Mills, ou la folie à l’état pur
Résurrection… Un monde à l’envers, où terre et mer sont inversées, où le temps recule, et où la valeur d’un homme dépend du mal qu’il a fait sur terre. Un monde où les chevaliers vampires règnent en maîtres absolus. Un monde dans lequel Heinrich se retrouve après sa mort, lui qui périt sur le front de l’Est alors qu’il se battait sous les ordres du Fürher et commettait les pires exactions. Il y sera adoubé sous le nom de Requiem. En effet, qui mieux qu’un ancien SS peut prétendre appartenir à la plus haute caste de Résurrection ?
Mais Requiem est aussi un être profondément humain, tiraillé entre sa dévotion pour le dogme nazi et son amour pour Rebecca, une jeune femme sublime dont le seul défaut est d’être juive… Et voilà que nous nous prenons d’affection pour cet être sanguinaire…
Ce déchirement se poursuivra sur Résurrection, Rebecca s’y étant réincarnée en lémure, un être qui revient à la « vie » pour hanter ses anciens tortionnaires. Mais il prend place dans un cadre plus large, celui de la confrontation entre des entités divines mystérieuses, vampires et lémures se livrant une lutte sans pitié au milieu de toute cette violence. Chacun tente de survivre, de s’allier le plus de castes possibles, et de s’imposer dans cet univers de complots, de guerre et d’incessantes trahisons.

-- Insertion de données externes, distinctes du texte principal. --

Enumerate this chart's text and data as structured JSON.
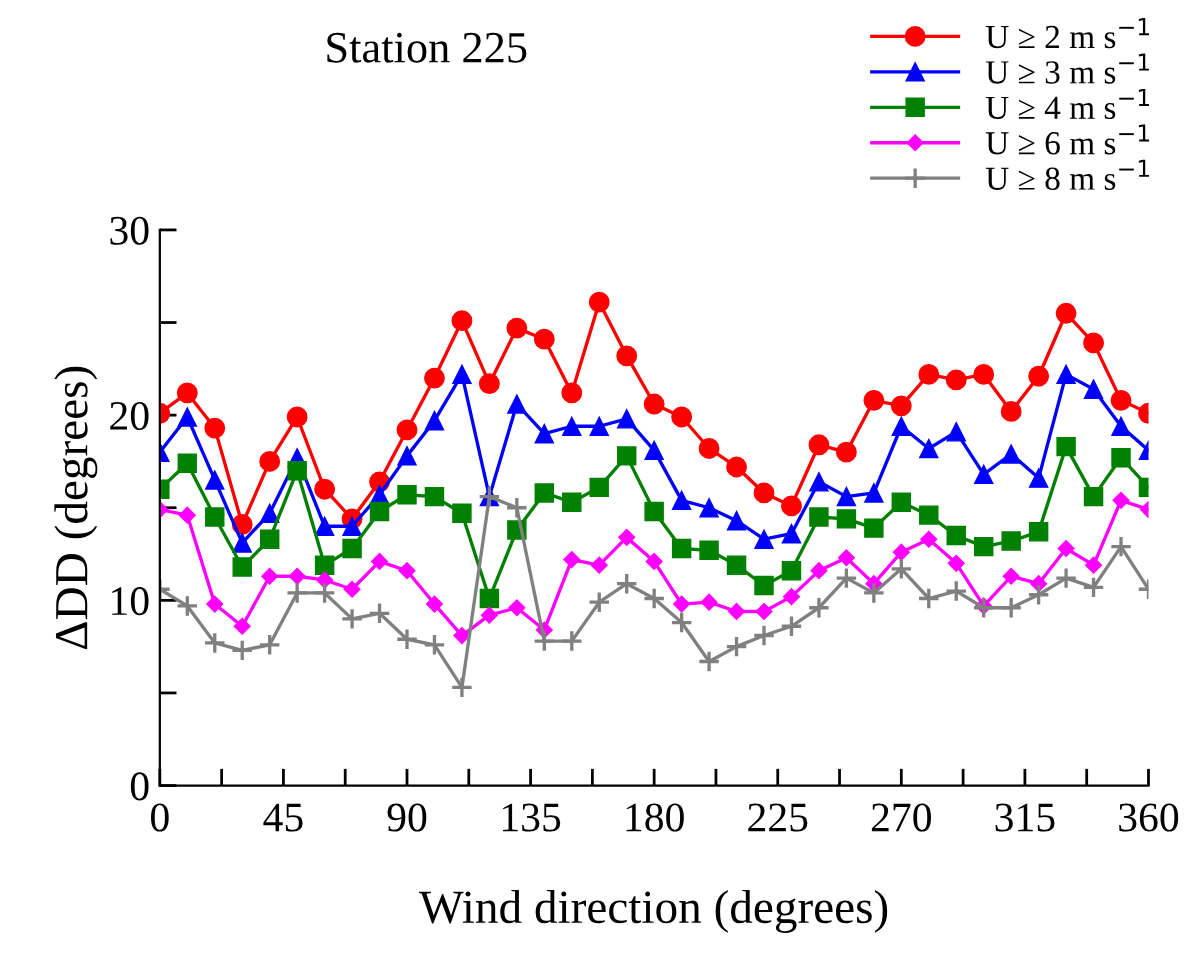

Les différentes races se font sans cesse plus nombreuses, les intrigues plus complexes, et le rôle que jouera la relation entre Requiem et Rebecca dans cet écheveau de conspirations plus mystérieux que jamais. L’histoire avance lentement, Mills prenant bien le temps de développer son univers en même temps que son scénario.
Ledroit, ou l’héritier du gothique flamboyant
Beaucoup de dessinateurs se sont écartés d’un cadrage traditionnel pour s’essayer à une mise en page plus éclatée. Pour certains, ce fut un échec. Pour d’autres, ce fut une réussite. Pour Ledroit, c’est à chaque fois un chef d’œuvre. En effet, il semble le seul en mesure de conserver une grande lisibilité tout en chargeant ses planches de mille et un détails. De plus, ses couleurs directes, parfaitement maîtrisées, viennent sublimer son dessin déjà d’une grande pureté pour nous offrir des planches qui baignent véritablement dans le sang.
De l’utilité d’une telle série
Certains diront qu’il ne s’agit que d’une débauche d’effets visuels, certes magnifiques, mais qui n’apportent rien. Que le scénario n’est qu’une succession d’actions et de combats. Que l’utilisation des personnages historiques n’est pas suffisamment exploitée. Que la réflexion sur le Bien et le Mal qui aurait pu s’y trouver n’est qu’effleurée. Que cette série est avant tout distrayante et peu propice à une lecture plus approfondie...
Et bien, ceux-là n’auront pas tout à fait tort…
Ne s'agirait-il que d'une simple apologie de la violence? Ou bien en serait-elle au contraire sa dénonciation, la mise à découvert du mal qui nous ronge de l'intérieur? A chacun sa perception de l'oeuvre.